Vor jeder Implantation erfolgt eine ausführliche persönliche Beratung und Anamnese. Sie werden umfassend über die Vorgehensweise, eventuelle Risiken, die Kosten und die Vorzüge der Implantatversorgung informiert. Entscheiden Sie sich dann für die Behandlung, beginnt zunächst die genaue Planung. Hierfür sind Voruntersuchungen, wie z.B. Röntgenaufnahmen erforderlich, um das Implantat bzw. die lmplantate exakt setzen zu können.

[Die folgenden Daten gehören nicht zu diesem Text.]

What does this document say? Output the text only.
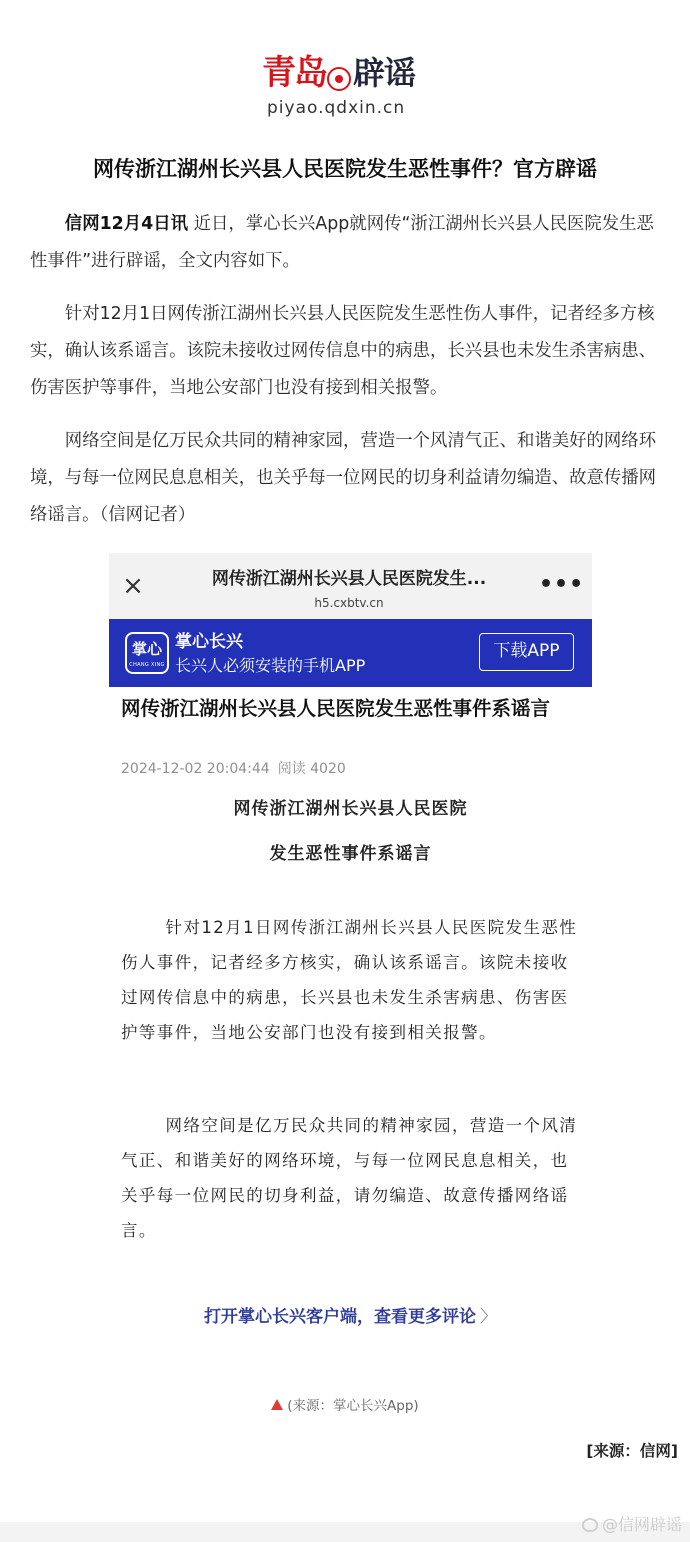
青岛 辟谣
piyao.qdxin.cn
网传浙江湖州长兴县人民医院发生恶性事件？官方辟谣

信网12月4日讯 近日，掌心长兴App就网传“浙江湖州长兴县人民医院发生恶性事件”进行辟谣，全文内容如下。

针对12月1日网传浙江湖州长兴县人民医院发生恶性伤人事件，记者经多方核实，确认该系谣言。该院未接收过网传信息中的病患，长兴县也未发生杀害病患、伤害医护等事件，当地公安部门也没有接到相关报警。

网络空间是亿万民众共同的精神家园，营造一个风清气正、和谐美好的网络环境，与每一位网民息息相关，也关乎每一位网民的切身利益请勿编造、故意传播网络谣言。（信网记者）

×	网传浙江湖州长兴县人民医院发生...
h5.cxbtv.cn
•••
掌心
CHANG XING
掌心长兴
长兴人必须安装的手机APP
下载APP
网传浙江湖州长兴县人民医院发生恶性事件系谣言
2024-12-02 20:04:44 阅读 4020
网传浙江湖州长兴县人民医院
发生恶性事件系谣言

针对12月1日网传浙江湖州长兴县人民医院发生恶性伤人事件，记者经多方核实，确认该系谣言。该院未接收过网传信息中的病患，长兴县也未发生杀害病患、伤害医护等事件，当地公安部门也没有接到相关报警。

网络空间是亿万民众共同的精神家园，营造一个风清气正、和谐美好的网络环境，与每一位网民息息相关，也关乎每一位网民的切身利益，请勿编造、故意传播网络谣言。

打开掌心长兴客户端，查看更多评论 〉
(来源：掌心长兴App)
[来源：信网]
@信网辟谣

Eine zahnärztliche Untersuchung umfasst die Beurteilung der gesamten Mundhöhle, der Schleimhaut, der Zähne und der Kieferknochen. Wenn eine Einpflanzung in Erwägung gezogen wird, muss eine Röntgenmessaufnahme angefertigt werden. Dazu wird nach einem Kieferabdruck eine spezielle Platte hergestellt, in die Metallkörper (Kugeln oder Stifte) an den Stellen eingearbeitet sind, an denen eine Implantation geplant ist.

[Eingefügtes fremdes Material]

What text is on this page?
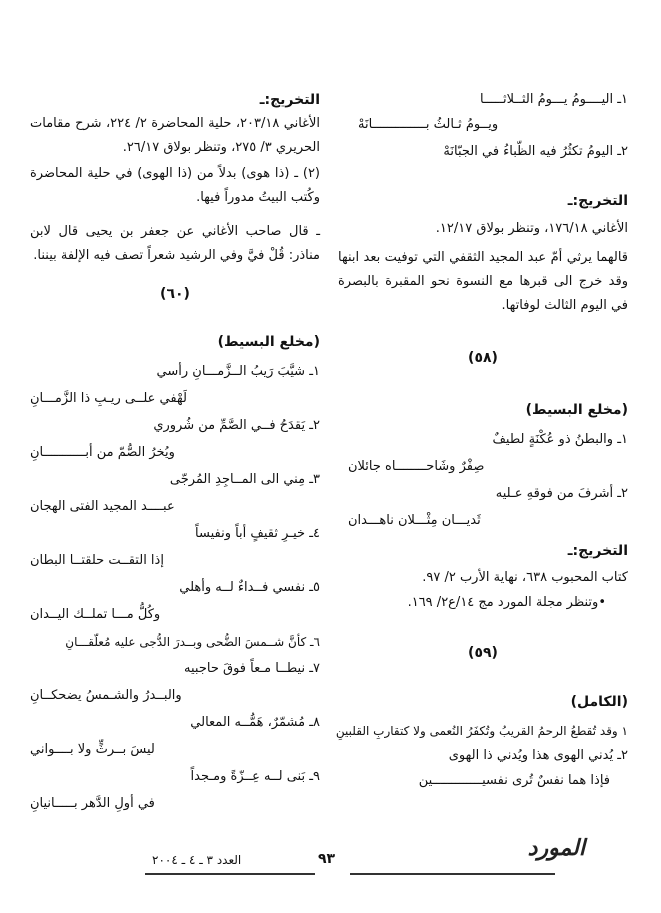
١ـ اليــــومُ يـــومُ الثــلاثـــــا
ويــومُ ثـالثُ بــــــــــــــانَهْ
٢ـ اليومُ تكثُرُ فيه الظّباءُ في الجبّانَهْ
التخريج:ـ
الأغاني ١٧٦/١٨، وتنظر بولاق ١٢/١٧.
قالهما يرثي أمّ عبد المجيد الثقفي التي توفيت بعد ابنها وقد خرج الى قبرها مع النسوة نحو المقبرة بالبصرة في اليوم الثالث لوفاتها.
(٥٨)
(مخلع البسيط)
١ـ والبطنُ ذو عُكْنَةٍ لطيفٌ
صِفْرٌ وشَاحــــــــاه جائلان
٢ـ أشرفَ من فوقهِ عـليه
ثَديـــان مِثْـــلان ناهـــدان
التخريج:ـ
كتاب المحبوب ٦٣٨، نهاية الأرب ٢/ ٩٧.
•وتنظر مجلة المورد مج ١٤/ع٢/ ١٦٩.
(٥٩)
(الكامل)
١ وقد تُقطعُ الرحمُ القريبُ وتُكفَرُ النُعمى ولا كتقاربِ القلبينِ
٢ـ يُدني الهوى هذا ويُدني ذا الهوى
فإذا هما نفسٌ تُرى نفسيـــــــــــــين
التخريج:ـ
الأغاني ٢٠٣/١٨، حلية المحاضرة ٢/ ٢٢٤، شرح مقامات الحريري ٣/ ٢٧٥، وتنظر بولاق ٢٦/١٧.
(٢) ـ (ذا هوى) بدلاً من (ذا الهوى) في حلية المحاضرة وكُتب البيتُ مدوراً فيها.
ـ قال صاحب الأغاني عن جعفر بن يحيى قال لابن مناذر: قُلْ فيَّ وفي الرشيد شعراً تصف فيه الإلفة بيننا.
(٦٠)
(مخلع البسيط)
١ـ شيَّبَ رَيبُ الــزَّمـــانِ رأسي
لَهْفي علــى ريـبِ ذا الزَّمـــانِ
٢ـ يَقدَحُ فــي الصَّمِّ من شُروري
ويُخرُ الصُّمّ من أبـــــــــــانِ
٣ـ مِني الى المــاجِدِ المُرجّى
عبــــد المجيد الفتى الهجان
٤ـ خيـرِ ثقيفٍ أباً ونفيساً
إذا التقــت حلقتــا البطان
٥ـ نفسي فــداءٌ لــه وأهلي
وكُلُّ مـــا تملــك اليــدان
٦ـ كأنَّ شــمسَ الضُّحى وبــدرَ الدُّجى عليه مُعلّقـــانِ
٧ـ نيطــا مـعاً فوقَ حاجبيه
والبــدرُ والشـمسُ يضحكــانِ
٨ـ مُشمّرٌ، هَمُّــه المعالي
ليسَ بــرثٍّ ولا بــــواني
٩ـ بَنى لــه عِــزّةً ومـجداً
في أولِ الدَّهر بـــــانيانِ
العدد ٣ ـ ٤ ـ ٢٠٠٤	٩٣	المورد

Da die Größe der Metallkörper, die auf der Aufnahme gut sichtbar sind, bekannt ist, kann aus dem Röntgenbild die zur Verfügung stehende Knochenhöhe sehr genau errechnet werde.
Mit der Entwicklung der Computertomographie (CT) steht ein Untersuchungsverfahren zur Verfügung, mit dem sehr viel einfacher und genauer das Knochenangebot vermessen werden kann. Mit einer speziellen Schablone wird in einer Klinik oder Praxis, die über die entsprechenden Möglichkeiten verfügt, ein Computertomogramm des Ober-, seltener des Unterkiefers, angefertigt werden. Der große Vorteil liegt darin, dass der gesamte Kiefer durch den Computer in über 100 Schnitten abgebildet werden kann. Auf diesen Schnittbildern können Höhe und Breite des Knochens direkt abgemessen werden.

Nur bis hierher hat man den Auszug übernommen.